2015 Archive


SALG has not been involved in the production of these projects, and as such, we cannot formally endorse them. However, the group is keen to support local safety projects and hopes that this page will help share ideas and promote discussion. The projects are not formally peer-reviewed. Safety initiatives can have unintended consequences, and those wishing to implement projects should be alert to this possibility.


Improving risk assessment for emergency laparotomy

An objective assessment of risk should be made and documented before every emergency laparotomy

  • Few of the hospitals contributing to the National Emergency Laparotomy Audit (NELA) met this standard
  • Croydon University Hospital reports how they changed their processes to make sure risk assessment is completed

The first NELA report, released this June, highlighted that the risk of death was not documented for nearly half of patients having emergency laparotomies, and that for high-risk patients, a lack of documentation was associated with a failure to provide both consultant review and postoperative critical care.

Maria Chereshneva and Vanessa Cowie, at Croydon University Hospital, wanted to improve their local process for risk assessment. They introduced mandatory P-POSSUM risk scoring by an anaesthetist prior to theatre and found that documentation of risk assessment rose to 100% of cases, from 20% in the previous year. Their laparotomy proforma is still in development but is shared here.

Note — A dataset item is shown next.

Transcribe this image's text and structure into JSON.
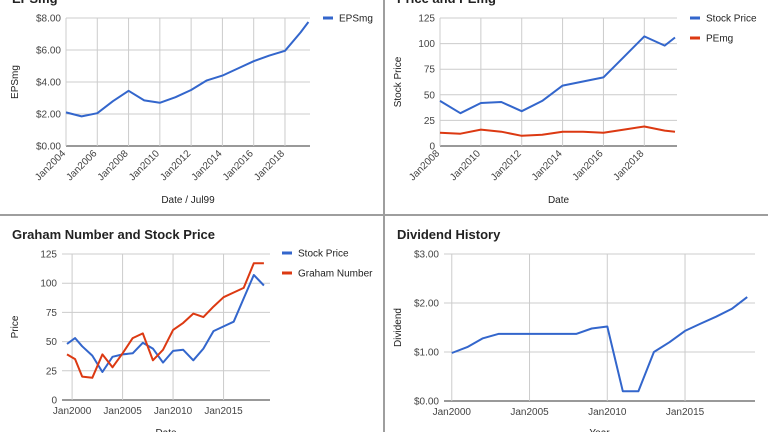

They found that the process of calculating and recording the risk of death made the anaesthetists who were assessing the patients for theatre more proactive in involving senior colleagues (both anaesthetists and surgeons), and in planning for postoperative critical care.

Junior anaesthetists also began to discuss risk more openly with the patients themselves, helping them to make better informed decisions about their care. The risk assessment process is currently being incorporated into a new emergency laparotomy proforma in order to make sure all of patients receive appropriate care, based on their individual risk.

This project was featured at the Safe Anaesthesia Liaison Group Patient Safety Conference 2015.


A debrief grid

A debriefing tool that includes the whole theatre team:

  • Team debriefing is a key safety intervention in high risk industries.
  • Debriefing is difficult as staff members traditionally need to come back together at the end of the day for the debrief.
  • This new tool offer a non-confrontational way for teams to contribute to a debrief over the course of the day.
  • The grid is a debrief record, that is analysed and actioned later.

Debriefing is a crucial way to make sure learning from a list is captured for the future, and has been adopted across most safety critical industries. However, despite a series of recommendations and requirements for debriefing in healthcare settings, it is often done poorly or not at all. There are many barriers to effective debriefing, not least that different staff members finish in the theatre at different times.

New national safety standards for invasive procedures in England are the latest in a series of documents recommending or requiring that a debrief takes place along with that it is recorded and actioned.

A team at the Royal London Hospital have developed a ‘live’ debriefing grid, to be displayed on the theatre wall and added to by team members whenever they have time or comment, as the day goes on. The grid is discussed at the team brief, and the 'sign out' for each case can serve as a prompt to ask the team for suggestions for the debrief. The completed grids are then put into a weekly report which is reviewed by the governance team and displayed on the theatre safety board.

The debrief grid was devised up by Ashley Parker, an anaesthesia trainee, on a MATCH team training day, and developed with consultant anaesthetist Annie Hunningher.

The team have found that after introducing the tool, the debriefing rate increased from 33% to 81%, and that staff are boosted by seeing the positive feedback as well as the negative points and are engaged in action plans for improving safety.


Animated videos to share learning from incidents

  • How well does your organisation share the lessons learned from incidents and adverse events?
  • Can all staff easily access serious incident investigation reports?
  • Is there a process to make sure the important messages get to transient staff groups, such as doctors in postgraduate training?

Arwa Abdel-Aal, an FY2 doctor from East Midlands Deanery, wanted to help her trust, University Hospitals of Leicester, to reach junior doctors of different grades and specialities. To do so, she and colleagues developed a series of animated videos to spread the word about learning from incidents. An example is below.

Other videos are posted on a YouTube channel.

In her hospital, clinicians and managers discuss SUI reports to determined the important lessons to learn. Then Arwa and her colleagues make up realistic, but not real, scenarios based on these lessons, and make these into an animated video.

The video structure generally includes the story, a reflective part and a final tips part. Because the cases presented are fictional, the actual SUIs are kept confidential, but the learning can still be shared both locally and nationally, including through social media.

Arwa's intiative won a prize for the best safety project at the 2015 GMC annual conference.

In her poster, Arwa points out in that as well as promoting learning from particular events, this project also promotes a cultural shift in the way junior doctors see patient safety and the importance of taking steps to recognise and learn from incidents and mistakes more generally.